Foi com orgulho que recebi o convite para prefaciar mais um livro do amigo e colega de labor docente no Centro de Ciências Jurídicas da Universidade Federal da Paraíba, em João Pessoa, o professor Jonábio Barbosa dos Santos.

O autor, que além de professor também se destaca como advogado e pesquisador em direito do trabalho, produziu a presente obra, sob o título “O trabalho infantil no Brasil e na Argentina: um caso de desrespeito à declaração sociolaboral do MERCOSUL”, como requisito final para obtenção de título de doutor.
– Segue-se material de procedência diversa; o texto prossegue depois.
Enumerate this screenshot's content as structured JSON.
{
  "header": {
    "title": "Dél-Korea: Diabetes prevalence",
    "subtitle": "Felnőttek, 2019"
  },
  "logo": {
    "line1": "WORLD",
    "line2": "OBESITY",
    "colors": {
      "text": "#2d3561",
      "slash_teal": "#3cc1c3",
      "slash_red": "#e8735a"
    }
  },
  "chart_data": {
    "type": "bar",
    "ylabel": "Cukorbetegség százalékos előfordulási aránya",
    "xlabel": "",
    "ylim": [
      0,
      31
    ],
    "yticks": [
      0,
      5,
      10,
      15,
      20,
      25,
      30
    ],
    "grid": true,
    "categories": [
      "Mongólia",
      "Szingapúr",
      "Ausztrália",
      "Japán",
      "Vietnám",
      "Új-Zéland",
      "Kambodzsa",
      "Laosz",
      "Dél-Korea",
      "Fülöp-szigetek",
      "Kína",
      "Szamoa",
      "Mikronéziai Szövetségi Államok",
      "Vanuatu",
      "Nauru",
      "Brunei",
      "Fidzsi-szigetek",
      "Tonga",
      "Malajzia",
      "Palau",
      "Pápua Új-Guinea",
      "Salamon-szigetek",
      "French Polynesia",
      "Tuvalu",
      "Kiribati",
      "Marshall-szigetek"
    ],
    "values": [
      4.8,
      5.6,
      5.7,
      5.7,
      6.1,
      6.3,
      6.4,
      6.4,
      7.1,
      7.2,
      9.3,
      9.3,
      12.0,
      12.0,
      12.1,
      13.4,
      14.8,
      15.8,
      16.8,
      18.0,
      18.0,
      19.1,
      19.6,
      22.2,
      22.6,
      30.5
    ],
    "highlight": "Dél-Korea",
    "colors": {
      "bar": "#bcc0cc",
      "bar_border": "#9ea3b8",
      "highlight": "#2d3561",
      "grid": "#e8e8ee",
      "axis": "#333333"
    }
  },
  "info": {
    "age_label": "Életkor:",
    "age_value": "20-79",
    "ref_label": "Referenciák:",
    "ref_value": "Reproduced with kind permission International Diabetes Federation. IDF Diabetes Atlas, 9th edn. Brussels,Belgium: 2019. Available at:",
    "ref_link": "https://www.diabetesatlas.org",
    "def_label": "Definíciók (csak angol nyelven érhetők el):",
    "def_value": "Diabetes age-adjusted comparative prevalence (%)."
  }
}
É um livro que deve ser lido com toda atenção que uma pesquisa acerca de tema tão relevante merece na medida em que de interesse de todos operadores do direito — Juízes, membros do Ministério Público, defensores, advogados, professores e estu-dantes — especialmente no judiciário trabalhista, pois que voltado para exame de um dos aspectos mais cruéis do mundo do trabalho: a utilização de mão de obra infantil.

A obra traz uma detalhada análise acerca da questão que se inicia — como deve ser num trabalho científico — caracterizando, conceituando e delimitando seu objeto, o trabalho infantil, ao mesmo em que enceta uma acurada análise de seus mecanismos de proteção e, para tanto fazendo uma minuciosa análise das normas de proteção ao trabalho infantil no Brasil e na Argentina bem como apontando ao final do estudo as políticas públicas pretendentes a enfrentar a grave questão da erradicação do trabalho infantil na legislação dos dois países focados na obra, detalhando os problemas da (in)eficácia das regras que, em princípio, deveriam garantir proteção em relação à exploração da mão de obra infantil e os motivos da permanência de tal fenômeno socialmente perverso.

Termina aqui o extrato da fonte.